Thursday, 19 January 2012

Most Recent European Great Ape Discovered

ScienceDaily (Jan. 13, 2012) — Based on a hominid molar, scientists from Germany, Bulgaria and France have documented that great apes survived in Europe in savannah-like landscapes until seven million years ago.

A seven million year old pre-molar of a hominid discovered near the Bulgarian town of Chirpan documents that great apes survived longer in Europe than previously believed. An international team of scientists from the Bulgarian Academy of Science, the French Centre National de la Recherche Scientifique, and Madelaine Böhme from the Senckenberg Center for Human Evolution and Paleoenvironment at the University of Tübingen was involved in the project.
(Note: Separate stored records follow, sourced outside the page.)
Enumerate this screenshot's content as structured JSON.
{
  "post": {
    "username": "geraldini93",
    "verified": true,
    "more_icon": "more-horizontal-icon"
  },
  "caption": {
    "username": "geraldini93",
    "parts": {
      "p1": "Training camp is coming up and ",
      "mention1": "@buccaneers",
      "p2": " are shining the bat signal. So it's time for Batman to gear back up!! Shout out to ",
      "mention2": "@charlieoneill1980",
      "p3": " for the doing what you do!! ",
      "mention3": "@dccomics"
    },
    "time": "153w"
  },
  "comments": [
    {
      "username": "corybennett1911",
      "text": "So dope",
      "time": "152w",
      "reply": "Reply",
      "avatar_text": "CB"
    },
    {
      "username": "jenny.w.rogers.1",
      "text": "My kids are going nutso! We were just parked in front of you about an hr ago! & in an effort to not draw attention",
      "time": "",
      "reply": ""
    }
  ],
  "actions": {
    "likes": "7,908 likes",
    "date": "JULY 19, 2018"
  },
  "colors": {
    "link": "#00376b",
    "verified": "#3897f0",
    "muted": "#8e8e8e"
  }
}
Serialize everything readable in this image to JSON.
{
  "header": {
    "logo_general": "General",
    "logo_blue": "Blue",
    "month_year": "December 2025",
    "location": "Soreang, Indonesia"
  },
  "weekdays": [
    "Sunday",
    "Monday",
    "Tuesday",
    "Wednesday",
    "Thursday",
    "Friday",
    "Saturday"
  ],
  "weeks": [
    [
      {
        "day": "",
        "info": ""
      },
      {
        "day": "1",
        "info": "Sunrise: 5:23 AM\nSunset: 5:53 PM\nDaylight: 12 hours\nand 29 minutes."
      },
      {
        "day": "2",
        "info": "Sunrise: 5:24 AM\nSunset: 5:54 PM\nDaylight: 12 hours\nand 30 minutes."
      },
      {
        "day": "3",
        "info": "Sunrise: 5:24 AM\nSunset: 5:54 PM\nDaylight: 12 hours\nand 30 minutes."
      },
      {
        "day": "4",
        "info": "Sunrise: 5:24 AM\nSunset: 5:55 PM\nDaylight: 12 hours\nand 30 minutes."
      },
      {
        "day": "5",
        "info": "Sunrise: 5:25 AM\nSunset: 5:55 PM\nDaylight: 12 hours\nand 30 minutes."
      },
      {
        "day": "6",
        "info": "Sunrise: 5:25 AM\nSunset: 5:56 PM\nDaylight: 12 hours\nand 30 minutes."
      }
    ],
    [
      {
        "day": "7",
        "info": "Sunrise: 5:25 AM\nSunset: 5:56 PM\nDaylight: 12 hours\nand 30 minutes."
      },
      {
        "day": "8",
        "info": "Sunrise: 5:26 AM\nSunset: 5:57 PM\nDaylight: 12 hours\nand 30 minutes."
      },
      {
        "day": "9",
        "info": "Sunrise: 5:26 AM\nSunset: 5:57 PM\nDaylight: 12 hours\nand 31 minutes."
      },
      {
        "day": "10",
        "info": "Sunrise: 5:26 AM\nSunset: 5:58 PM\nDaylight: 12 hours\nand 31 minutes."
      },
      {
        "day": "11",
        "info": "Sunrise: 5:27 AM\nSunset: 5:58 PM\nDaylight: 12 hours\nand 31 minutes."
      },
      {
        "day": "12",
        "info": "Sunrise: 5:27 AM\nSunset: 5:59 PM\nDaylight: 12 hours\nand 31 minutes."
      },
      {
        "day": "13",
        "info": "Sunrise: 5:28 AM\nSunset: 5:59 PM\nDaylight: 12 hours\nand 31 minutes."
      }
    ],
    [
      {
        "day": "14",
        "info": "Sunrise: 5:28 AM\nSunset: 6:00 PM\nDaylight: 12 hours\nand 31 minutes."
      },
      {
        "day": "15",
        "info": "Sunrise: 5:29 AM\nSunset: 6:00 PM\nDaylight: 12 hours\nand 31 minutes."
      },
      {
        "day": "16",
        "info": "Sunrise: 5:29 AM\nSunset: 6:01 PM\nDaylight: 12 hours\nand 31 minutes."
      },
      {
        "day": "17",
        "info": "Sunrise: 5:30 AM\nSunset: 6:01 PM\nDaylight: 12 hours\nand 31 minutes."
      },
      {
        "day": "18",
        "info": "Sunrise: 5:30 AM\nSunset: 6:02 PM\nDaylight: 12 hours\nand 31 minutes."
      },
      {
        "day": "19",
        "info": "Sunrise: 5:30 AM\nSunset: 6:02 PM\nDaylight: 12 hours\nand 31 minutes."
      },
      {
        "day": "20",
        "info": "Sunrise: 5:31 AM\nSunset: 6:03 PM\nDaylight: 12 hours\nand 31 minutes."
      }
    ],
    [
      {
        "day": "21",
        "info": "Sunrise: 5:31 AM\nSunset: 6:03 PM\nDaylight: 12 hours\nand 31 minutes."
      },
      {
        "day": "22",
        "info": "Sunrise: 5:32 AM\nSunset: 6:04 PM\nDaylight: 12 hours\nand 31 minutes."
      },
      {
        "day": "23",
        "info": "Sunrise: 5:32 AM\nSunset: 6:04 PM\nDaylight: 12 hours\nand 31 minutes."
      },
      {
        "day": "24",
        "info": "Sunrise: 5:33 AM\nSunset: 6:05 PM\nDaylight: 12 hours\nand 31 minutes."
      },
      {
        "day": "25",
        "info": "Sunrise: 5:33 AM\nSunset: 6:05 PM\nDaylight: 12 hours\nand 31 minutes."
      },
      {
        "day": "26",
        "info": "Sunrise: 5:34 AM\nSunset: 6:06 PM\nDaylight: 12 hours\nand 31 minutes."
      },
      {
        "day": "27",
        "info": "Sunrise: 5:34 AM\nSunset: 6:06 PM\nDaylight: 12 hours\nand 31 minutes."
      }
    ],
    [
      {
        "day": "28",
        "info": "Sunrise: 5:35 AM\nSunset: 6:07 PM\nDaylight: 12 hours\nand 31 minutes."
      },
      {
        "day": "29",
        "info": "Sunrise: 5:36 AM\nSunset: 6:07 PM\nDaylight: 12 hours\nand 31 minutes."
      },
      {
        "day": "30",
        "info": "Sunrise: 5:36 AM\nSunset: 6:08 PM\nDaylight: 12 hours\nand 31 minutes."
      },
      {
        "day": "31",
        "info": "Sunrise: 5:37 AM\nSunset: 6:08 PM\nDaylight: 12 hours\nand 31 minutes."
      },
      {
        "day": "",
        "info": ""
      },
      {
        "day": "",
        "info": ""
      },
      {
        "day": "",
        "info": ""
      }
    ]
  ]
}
The new discovery may cause a revision in our understanding of some major steps in hominid evolution. To date scientists have assumed that great apes went extinct in Europe at least 9 million years ago because of changing climatic and environmental conditions. Under the direction of Nikolai Spassov from the National Museum of Natural Science in Sofia, Bulgaria, the molar was discovered in Upper Miocene fluvial sediments near Chirpan. The morphology and the great thickness of the tooth enamel point to a hominid fossil. The age of the fossiliferous sands at 7 million years reveals the fossil to be most recent known great ape from continental Europe.